A automatização decisória promete eficiência e padronização, mas também introduz riscos significativos à liberdade individual, à privacidade e à igualdade. Nesse cenário, surge a discussão sobre a existência de um direito de não ser submetido a decisões automatizadas.
1. O que significa ser avaliado por IA?
A avaliação por inteligência artificial envolve o uso de sistemas automatizados para analisar dados e produzir decisões ou classificações sobre indivíduos.
Abrange, por exemplo:
1.1 Análise de crédito automatizada
1.2 Triagem de currículos por algoritmos
1.3 Sistemas de pontuação comportamental
1.4 Reconhecimento facial e identificação
1.5 Decisões administrativas automatizadas
1.6 Perfis de consumo e publicidade direcionada
Esses mecanismos operam, muitas vezes, sem intervenção humana direta.
2. Existe fundamento jurídico para esse direito?
Embora nem sempre expresso de forma direta, o direito de não ser avaliado exclusivamente por IA encontra base em diversos princípios e normas, especialmente na Lei Geral de Proteção de Dados.
Fundamentos relevantes:
2.1 Dignidade da pessoa humana — proteção contra decisões desumanizadas
2.2 Privacidade e proteção de dados — controle sobre informações pessoais
2.3 Devido processo — direito à revisão de decisões
2.4 Igualdade — prevenção de discriminações algorítmicas
2.5 Transparência — direito à explicação dos critérios utilizados
A legislação brasileira, inclusive, prevê o direito de solicitar revisão de decisões tomadas exclusivamente por tratamento automatizado.
3. Quando a avaliação por IA se torna problemática?
O uso de inteligência artificial torna-se juridicamente sensível quando:
• não há transparência sobre os critérios utilizados
• o indivíduo não pode contestar a decisão
• há ausência de intervenção humana
• o sistema reproduz vieses discriminatórios
• decisões impactam direitos relevantes (emprego, crédito, benefícios)

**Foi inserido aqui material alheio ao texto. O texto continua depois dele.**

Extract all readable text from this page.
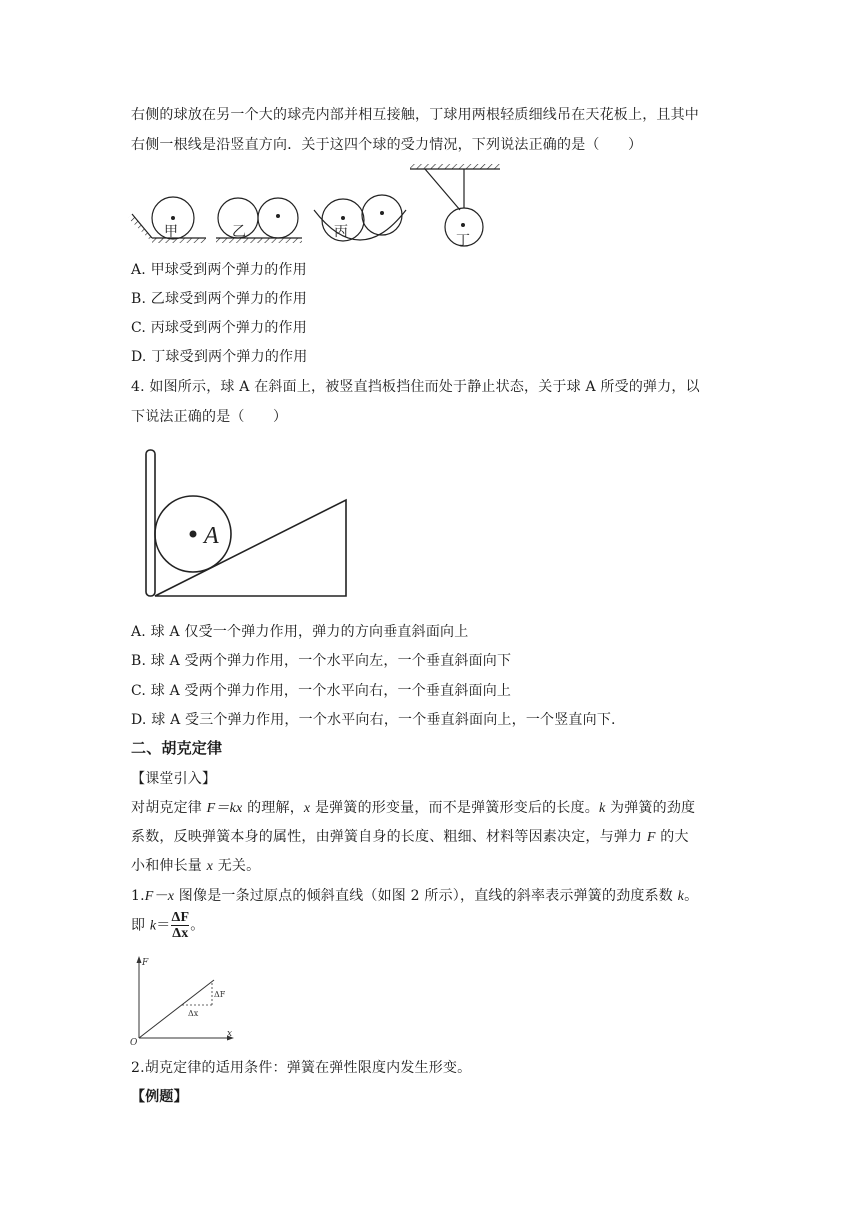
右侧的球放在另一个大的球壳内部并相互接触，丁球用两根轻质细线吊在天花板上，且其中
右侧一根线是沿竖直方向．关于这四个球的受力情况，下列说法正确的是（　　）
甲	乙	丙
丁
A. 甲球受到两个弹力的作用
B. 乙球受到两个弹力的作用
C. 丙球受到两个弹力的作用
D. 丁球受到两个弹力的作用
4. 如图所示，球 A 在斜面上，被竖直挡板挡住而处于静止状态，关于球 A 所受的弹力，以
下说法正确的是（　　）
A
A. 球 A 仅受一个弹力作用，弹力的方向垂直斜面向上
B. 球 A 受两个弹力作用，一个水平向左，一个垂直斜面向下
C. 球 A 受两个弹力作用，一个水平向右，一个垂直斜面向上
D. 球 A 受三个弹力作用，一个水平向右，一个垂直斜面向上，一个竖直向下.
二、胡克定律
【课堂引入】
对胡克定律 F＝kx 的理解，x 是弹簧的形变量，而不是弹簧形变后的长度。k 为弹簧的劲度
系数，反映弹簧本身的属性，由弹簧自身的长度、粗细、材料等因素决定，与弹力 F 的大
小和伸长量 x 无关。
1.F－x 图像是一条过原点的倾斜直线（如图 2 所示），直线的斜率表示弹簧的劲度系数 k。
即 $k= \frac{\Delta F}{\Delta x}$ 。
F
x
O
ΔF
Δx
2.胡克定律的适用条件：弹簧在弹性限度内发生形变。
【例题】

• não há consentimento ou base legal adequada
Nessas hipóteses, a automação pode violar garantias fundamentais.
4. Situações que geram maior controvérsia
O debate se intensifica em contextos de alto impacto social.
Casos recorrentes:
• negativa de crédito por score automatizado
• eliminação em processos seletivos por triagem algorítmica
• reconhecimento facial em espaços públicos
• decisões administrativas baseadas em sistemas automatizados
• bloqueio de contas ou serviços por plataformas digitais
• classificação de risco sem explicação clara
Essas situações evidenciam o risco de decisões invisíveis e inquestionáveis.

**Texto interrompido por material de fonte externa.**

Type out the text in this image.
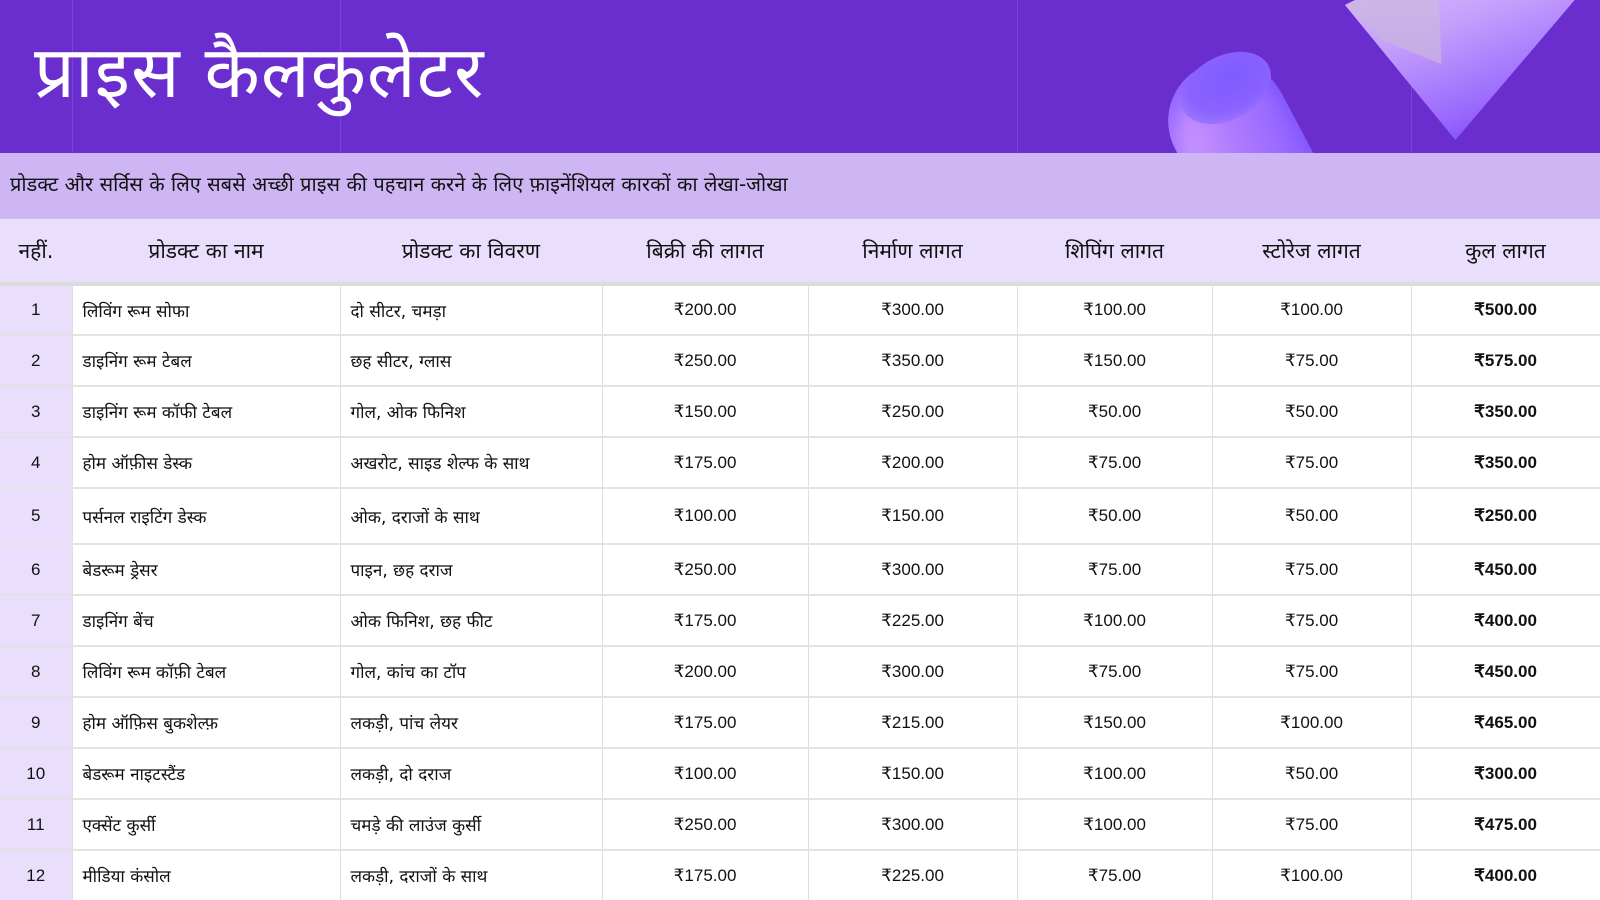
प्राइस कैलकुलेटर
प्रोडक्ट और सर्विस के लिए सबसे अच्छी प्राइस की पहचान करने के लिए फ़ाइनेंशियल कारकों का लेखा-जोखा
नहीं.	प्रोडक्ट का नाम	प्रोडक्ट का विवरण	बिक्री की लागत	निर्माण लागत	शिपिंग लागत	स्टोरेज लागत	कुल लागत
1	लिविंग रूम सोफा	दो सीटर, चमड़ा	₹200.00	₹300.00	₹100.00	₹100.00	₹500.00
2	डाइनिंग रूम टेबल	छह सीटर, ग्लास	₹250.00	₹350.00	₹150.00	₹75.00	₹575.00
3	डाइनिंग रूम कॉफी टेबल	गोल, ओक फिनिश	₹150.00	₹250.00	₹50.00	₹50.00	₹350.00
4	होम ऑफ़ीस डेस्क	अखरोट, साइड शेल्फ के साथ	₹175.00	₹200.00	₹75.00	₹75.00	₹350.00
5	पर्सनल राइटिंग डेस्क	ओक, दराजों के साथ	₹100.00	₹150.00	₹50.00	₹50.00	₹250.00
6	बेडरूम ड्रेसर	पाइन, छह दराज	₹250.00	₹300.00	₹75.00	₹75.00	₹450.00
7	डाइनिंग बेंच	ओक फिनिश, छह फीट	₹175.00	₹225.00	₹100.00	₹75.00	₹400.00
8	लिविंग रूम कॉफ़ी टेबल	गोल, कांच का टॉप	₹200.00	₹300.00	₹75.00	₹75.00	₹450.00
9	होम ऑफ़िस बुकशेल्फ़	लकड़ी, पांच लेयर	₹175.00	₹215.00	₹150.00	₹100.00	₹465.00
10	बेडरूम नाइटस्टैंड	लकड़ी, दो दराज	₹100.00	₹150.00	₹100.00	₹50.00	₹300.00
11	एक्सेंट कुर्सी	चमड़े की लाउंज कुर्सी	₹250.00	₹300.00	₹100.00	₹75.00	₹475.00
12	मीडिया कंसोल	लकड़ी, दराजों के साथ	₹175.00	₹225.00	₹75.00	₹100.00	₹400.00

5. Qual a relevância desse debate?
A discussão envolve a própria redefinição da relação entre indivíduo e tecnologia.
Impactos principais:
• proteção contra decisões arbitrárias automatizadas
• garantia de controle humano sobre decisões relevantes
• fortalecimento da transparência tecnológica
• prevenção de discriminação algorítmica
• preservação da autonomia individual
• equilíbrio entre inovação e direitos fundamentais
A eficiência não pode justificar a supressão de garantias básicas.
6. Quais critérios devem orientar a análise jurídica?
A avaliação deve considerar:
• existência de intervenção humana significativa
• grau de impacto da decisão na vida do indivíduo
• transparência dos critérios utilizados
• possibilidade de contestação e revisão
• base legal para o tratamento de dados
• riscos de discriminação
• proporcionalidade no uso da tecnologia
Assim como ocorre em outros contextos de decisões automatizadas que podem limitar direitos , é essencial evitar que a tecnologia se torne barreira absoluta ao exercício de garantias jurídicas.
Atenção
O uso de inteligência artificial em avaliações não é proibido, mas deve respeitar limites jurídicos claros.
É indispensável verificar:
• se há direito à revisão da decisão
• se o processo é transparente
• se há supervisão humana efetiva
• se os dados utilizados são adequados e lícitos
• se há risco de discriminação ou erro sistêmico
A tecnologia deve servir como ferramenta — não como substituta absoluta do juízo humano.